Today, Walls describes herself as a ``what you see is what you get'' sort of person, and the roots of her character are apparent in her grandmother's in-depth portrait. She also admits that writing family histories has been a way to see herself, and her kin, more clearly, this time by interviewing her mother daily, hearing startling stories and learning firsthand about Lily's and Rose Mary's life philosophies.
``It's sort of a self-therapy. You're examining your past yourself,'' she says. ``The process brought into focus not only Lily's life but my mother's. It's therapeutic and enlightening to look at the patterns that emerge.''
With two books under her belt -- the second written in half the time -- Walls is on the road promoting Half Broke Horses, practicing her new hobby (playing piano) and waiting for the next interesting subject to appear.
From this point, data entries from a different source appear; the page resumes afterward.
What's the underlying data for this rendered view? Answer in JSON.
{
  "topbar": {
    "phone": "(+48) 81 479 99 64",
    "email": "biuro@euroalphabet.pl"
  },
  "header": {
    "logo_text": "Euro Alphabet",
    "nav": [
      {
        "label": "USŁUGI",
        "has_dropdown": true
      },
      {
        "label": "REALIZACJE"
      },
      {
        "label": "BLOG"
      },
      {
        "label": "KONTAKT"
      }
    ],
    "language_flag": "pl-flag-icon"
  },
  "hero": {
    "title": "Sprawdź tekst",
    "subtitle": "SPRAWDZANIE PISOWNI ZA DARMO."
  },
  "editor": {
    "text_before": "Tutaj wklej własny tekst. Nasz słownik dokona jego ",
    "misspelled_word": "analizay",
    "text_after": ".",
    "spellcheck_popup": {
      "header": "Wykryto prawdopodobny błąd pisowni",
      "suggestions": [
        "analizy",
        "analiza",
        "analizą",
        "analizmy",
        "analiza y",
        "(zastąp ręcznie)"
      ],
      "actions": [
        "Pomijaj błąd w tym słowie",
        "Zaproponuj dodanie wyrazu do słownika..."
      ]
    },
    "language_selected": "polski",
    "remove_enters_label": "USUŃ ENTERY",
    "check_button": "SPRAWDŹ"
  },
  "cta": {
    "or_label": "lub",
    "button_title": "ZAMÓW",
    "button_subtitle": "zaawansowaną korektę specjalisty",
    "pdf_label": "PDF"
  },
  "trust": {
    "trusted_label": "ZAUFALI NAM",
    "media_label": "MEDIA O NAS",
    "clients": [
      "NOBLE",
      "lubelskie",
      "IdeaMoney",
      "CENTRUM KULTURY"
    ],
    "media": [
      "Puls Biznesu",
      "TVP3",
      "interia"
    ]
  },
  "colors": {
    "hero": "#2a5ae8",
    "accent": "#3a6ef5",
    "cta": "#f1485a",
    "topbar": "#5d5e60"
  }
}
``I've always thought of myself as a nonfiction writer, but I'm starting to understand for the first time how closely related fiction and nonfiction can be,'' she says. Her next topic? ``I just don't know. I'm just waiting for readers to suggest one.''
For now, she hopes Half Broke Horses will inspire people to look closely at their histories. ``We're all stronger and more resilient than we realize,'' Walls says. ``We all come from hardy stock, and if you think about your ancestry you'll see what you come from. Look inside yourself and find that.''
``An Evening with Jeannette Walls'' begins at 7:30 p.m. Tuesday in Chapman Conference Center.